Some commonly used methods, such as multiple regression and time series method, are typical linear forecasting models, which can predict the linear relationship of price changes and have certain limitations on medium and long-term forecasting.

Neural network is an intelligent forecasting method, which needs to establish an accurate mathematical model of the object, can accurately describe the characteristics of the object, and has the characteristics of strong learning ability and parallel processing.
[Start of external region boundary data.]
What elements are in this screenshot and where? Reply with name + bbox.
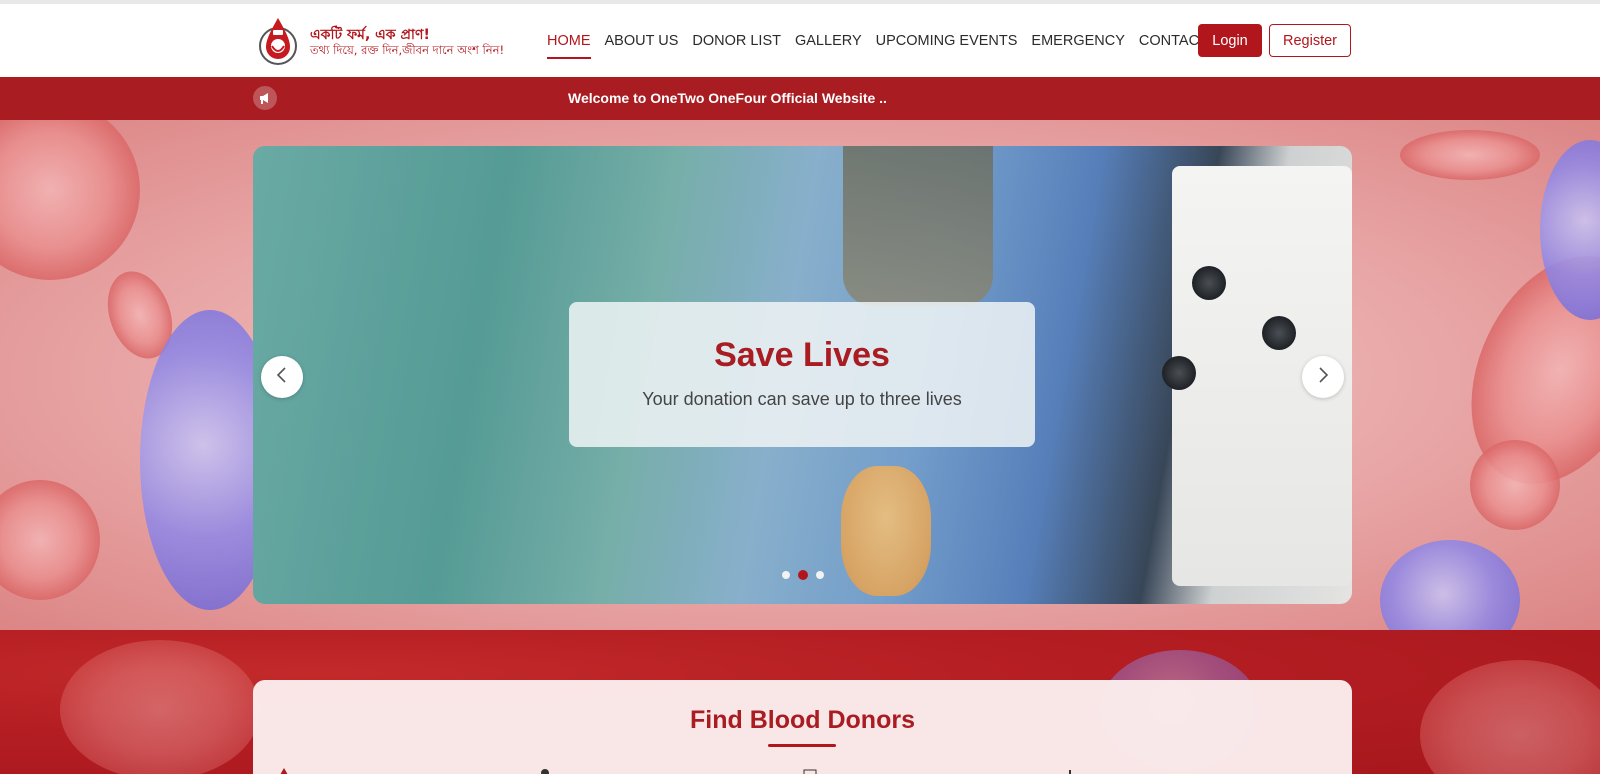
- carousel-dot[interactable]: [815, 571, 824, 579]
- carousel-prev-button[interactable]: [261, 356, 303, 398]
- register-button[interactable]: Register: [1269, 24, 1351, 57]
- carousel-dot-active[interactable]: [797, 570, 808, 580]
- location-field-icon: [540, 768, 550, 774]
- nav-donor-list[interactable]: DONOR LIST: [685, 4, 788, 77]
- map-field-icon: [803, 768, 817, 774]
- carousel-indicators: [253, 570, 1352, 580]
- chevron-right-icon: [1316, 366, 1330, 389]
- megaphone-icon: [253, 86, 277, 110]
- site-header: একটি ফর্ম, এক প্রাণ! তথ্য দিয়ে, রক্ত দি…: [0, 4, 1600, 77]
- find-donors-title: Find Blood Donors: [690, 706, 915, 734]
- find-donors-section: Find Blood Donors: [0, 630, 1600, 774]
- brand-tagline: তথ্য দিয়ে, রক্ত দিন,জীবন দানে অংশ নিন!: [310, 43, 505, 57]
- carousel-dot[interactable]: [781, 571, 790, 579]
- find-donors-card: Find Blood Donors: [253, 680, 1352, 774]
- site-logo[interactable]: [258, 16, 298, 66]
- slide-caption-subtitle: Your donation can save up to three lives: [642, 389, 962, 409]
- nav-home[interactable]: HOME: [540, 4, 598, 77]
- announcement-bar: Welcome to OneTwo OneFour Official Websi…: [0, 77, 1600, 120]
- title-underline: [768, 744, 836, 747]
- hero-carousel[interactable]: Save Lives Your donation can save up to …: [253, 146, 1352, 604]
- slide-caption-title: Save Lives: [714, 336, 890, 374]
- chevron-left-icon: [275, 366, 289, 389]
- nav-upcoming-events[interactable]: UPCOMING EVENTS: [869, 4, 1025, 77]
- nav-about-us[interactable]: ABOUT US: [598, 4, 686, 77]
- slide-caption: Save Lives Your donation can save up to …: [569, 302, 1035, 447]
- area-field-icon: [1065, 768, 1075, 774]
- carousel-next-button[interactable]: [1302, 356, 1344, 398]
- login-button[interactable]: Login: [1198, 24, 1262, 57]
- nav-emergency[interactable]: EMERGENCY: [1024, 4, 1131, 77]
- main-nav: HOME ABOUT US DONOR LIST GALLERY UPCOMIN…: [540, 4, 1215, 77]
- blood-group-field-icon: [279, 768, 289, 774]
- nav-gallery[interactable]: GALLERY: [788, 4, 869, 77]
- announcement-text: Welcome to OneTwo OneFour Official Websi…: [568, 90, 887, 106]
It has been widely used in complex system modeling and other fields, and also provides ideas for oil price forecasting. However, because there are many factors that affect oil prices, and the data contains noise, the direct use of neural network learning has slow convergence speed and low prediction accuracy, so it is necessary to preprocess the factors that affect oil prices. According to the characteristics of oil price changes, a prediction model of oil price based on principal component analysis and BP neural network is proposed. The model uses qualitative analysis to screen the influencing factors, then uses principal component analysis to screen the influencing factors of oil price, and selects the most important influencing factors. Finally, the oil price is predicted by the ability of neural network to approximate the nonlinear continuous function, so as to realize the accurate prediction of oil price.

Price forecasting process

The prediction process of BP neural network is as follows:

1. Collect oil price and its influencing factors, and obtain relevant data.

2. Make principal component analysis on the influencing factors of oil price, and select the principal component with large contribution rate.

3. Divide the oil price data into training samples and forecasting samples.

4. BP neural network is used to train the training samples and find out the optimal parameters of the model.

5. Use the most parameters to predict the prediction samples, and establish a BP neural network prediction model.